Le premier ministre ne s’est d’ailleurs jamais caché de son objectif ultime: transformer profondément la culture politique canadienne en lui imposant des valeurs et des lois de plus en plus conservatrices. Majoritaire, il peut procéder.

Trudeau vs Harper

Bref, c’est en fait à la culture politique trudeauiste que Stephen Harper s’attaque. Du moins, au Pierre Trudeau perçu hors Québec comme le grand «protecteur» des droits, des libertés et d’une société juste.

En s’insurgeant contre un Canada qu’il voit devenir «mesquin», «petit d’esprit», «anti-intellectuel» et qui s’ingère «dans les vies privées», c’est maintenant au tour de Justin Trudeau de s’en prendre à la culture harpérienne. C’est donc Trudeau, père et fils, contre Harper.

Ce fossé entre le Québec et Harperland, un conservateur influent de l’époque Mulroney l’a qualifié de «décanadianisation du Québec». Comme une séparation de facto.

Ce fossé n’a pourtant rien de nouveau. Il date d’un bon quarante ans déjà. Ironiquement, le premier à le creuser fut nul autre que Pierre Trudeau lui-même. Il le creusa avec sa Loi sur les mesures de guerre. Avec le rapatriement de la Constitution en 1982 sans le Québec. Et de bien d’autres manières encore.

Stephen Harper accélère certes le processus, mais en tout premier lieu, ce fossé fut l’oeuvre de Pierre Trudeau et de son combat acharné contre le nationalisme québécois sous toutes ses formes. Et ce, par tous les moyens possibles, légitimes ou non.

Avant Trudeau, le Canada se demandait s’il fallait accommoder ou combattre le nationalisme moderne qui émergeait au Québec dans les années soixante. Pierre Trudeau lui enseignerait à le rejeter.

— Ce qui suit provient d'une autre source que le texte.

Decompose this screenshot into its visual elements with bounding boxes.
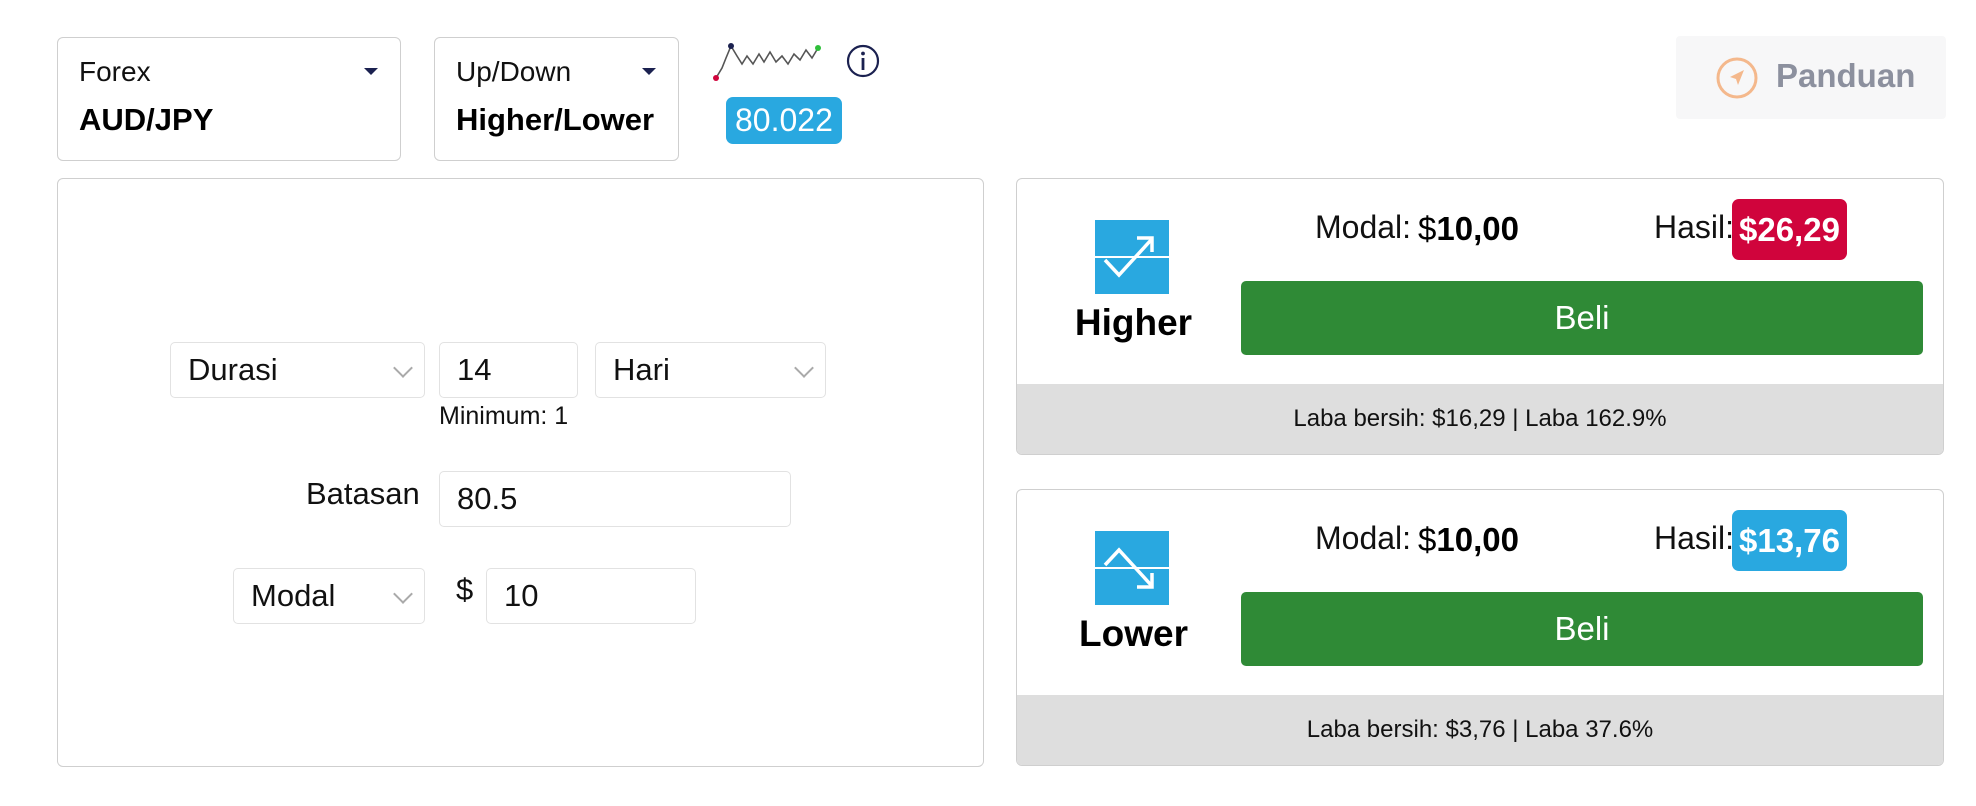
trend-up-icon — [1095, 220, 1169, 294]
buy-lower-button[interactable]: Beli — [1241, 592, 1923, 666]
stake-amount: 10,00 — [1436, 521, 1519, 558]
trade-type-category-label: Up/Down — [456, 56, 572, 87]
trade-type-select[interactable]: Up/Down Higher/Lower — [434, 37, 679, 161]
stake-value: $10,00 — [1418, 210, 1519, 248]
guide-button[interactable]: Panduan — [1676, 36, 1946, 119]
stake-currency: $ — [1418, 521, 1437, 558]
lower-contract-card: Lower Modal: $10,00 Hasil: $13,76 Beli L… — [1016, 489, 1944, 766]
current-price-badge: 80.022 — [726, 97, 842, 144]
duration-value-input[interactable] — [457, 343, 577, 397]
trade-form-panel: Durasi Hari Minimum: 1 Batasan Modal $ — [57, 178, 984, 767]
payout-label: Hasil: — [1654, 520, 1735, 556]
market-category-label: Forex — [79, 56, 151, 87]
currency-symbol: $ — [456, 572, 474, 607]
stake-currency: $ — [1418, 210, 1437, 247]
duration-input[interactable] — [439, 342, 578, 398]
payout-label: Hasil: — [1654, 209, 1735, 245]
duration-minimum-hint: Minimum: 1 — [439, 402, 569, 430]
price-sparkline — [713, 43, 821, 81]
stake-value-input[interactable] — [504, 569, 695, 623]
chevron-down-icon — [393, 584, 413, 604]
stake-amount: 10,00 — [1436, 210, 1519, 247]
stake-input[interactable] — [486, 568, 696, 624]
guide-label: Panduan — [1776, 57, 1916, 94]
buy-higher-button[interactable]: Beli — [1241, 281, 1923, 355]
direction-label: Lower — [1079, 613, 1188, 654]
direction-label: Higher — [1074, 302, 1193, 343]
duration-unit-value: Hari — [613, 352, 670, 387]
trend-down-icon — [1095, 531, 1169, 605]
sparkline-start-dot — [713, 75, 719, 81]
navigation-arrow-icon — [1716, 57, 1758, 99]
sparkline-end-dot — [815, 45, 821, 51]
stake-label: Modal: — [1315, 520, 1412, 556]
duration-mode-select[interactable]: Durasi — [170, 342, 425, 398]
higher-contract-card: Higher Modal: $10,00 Hasil: $26,29 Beli … — [1016, 178, 1944, 455]
info-icon[interactable] — [846, 44, 880, 78]
chevron-down-icon — [794, 358, 814, 378]
payout-badge: $26,29 — [1732, 199, 1847, 260]
barrier-label: Batasan — [306, 476, 420, 511]
stake-label: Modal: — [1315, 209, 1412, 245]
caret-down-icon — [364, 68, 378, 75]
barrier-input[interactable] — [439, 471, 791, 527]
stake-value: $10,00 — [1418, 521, 1519, 559]
net-profit-text: Laba bersih: $3,76 | Laba 37.6% — [1017, 695, 1943, 765]
sparkline-high-dot — [728, 43, 734, 49]
stake-mode-value: Modal — [251, 578, 336, 613]
net-profit-text: Laba bersih: $16,29 | Laba 162.9% — [1017, 384, 1943, 454]
market-value: AUD/JPY — [79, 102, 214, 137]
payout-badge: $13,76 — [1732, 510, 1847, 571]
barrier-value-input[interactable] — [457, 472, 790, 526]
caret-down-icon — [642, 68, 656, 75]
market-select[interactable]: Forex AUD/JPY — [57, 37, 401, 161]
chevron-down-icon — [393, 358, 413, 378]
duration-mode-value: Durasi — [188, 352, 278, 387]
trade-type-value: Higher/Lower — [456, 102, 655, 137]
duration-unit-select[interactable]: Hari — [595, 342, 826, 398]
stake-mode-select[interactable]: Modal — [233, 568, 425, 624]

Une exception: Brian Mulroney. Élu en 1984, il faisait au Québec une offre de réconciliation constitutionnelle: l’accord du lac Meech. Question de réparer les pots cassés par Trudeau et le Canada anglais lors du rapatriement de 82.

En 1990, Meech échoua. Pierre Trudeau avait bien sûr fait campagne sur toutes les tribunes pour enjoindre le ROC à refuser la reconnaissance même timide du Québec comme «société distincte». Un échec qui marquera les Québécois pour longtemps.

Bref, si le Québec se «décanadianise», c’est aussi parce que le Canada se «déquébécise» depuis plusieurs décennies. Une relation d’évitement mutuel s’est développée. Comme un tango, mais sans danseurs.

Le Canada a oublié son «What does Québec want?». Ça ne l’intéresse plus. Aujourd’hui, ce serait plutôt aux Québécois à se demander «What does Canada want?» ou s’ils veulent vraiment continuer à faire semblant de ne pas voir qu’ils sont dans un pays dont la construction se fait de plus en plus sans eux.

Or, pour même poser la question, il faudrait tout au moins que le PQ s’engage fermement, pour reprendre l’expression de Justin Trudeau, à «faire du Québec un pays». S’il prend le pouvoir, bien sûr.

Ce qui, pour le moment, n’est toujours pas le cas.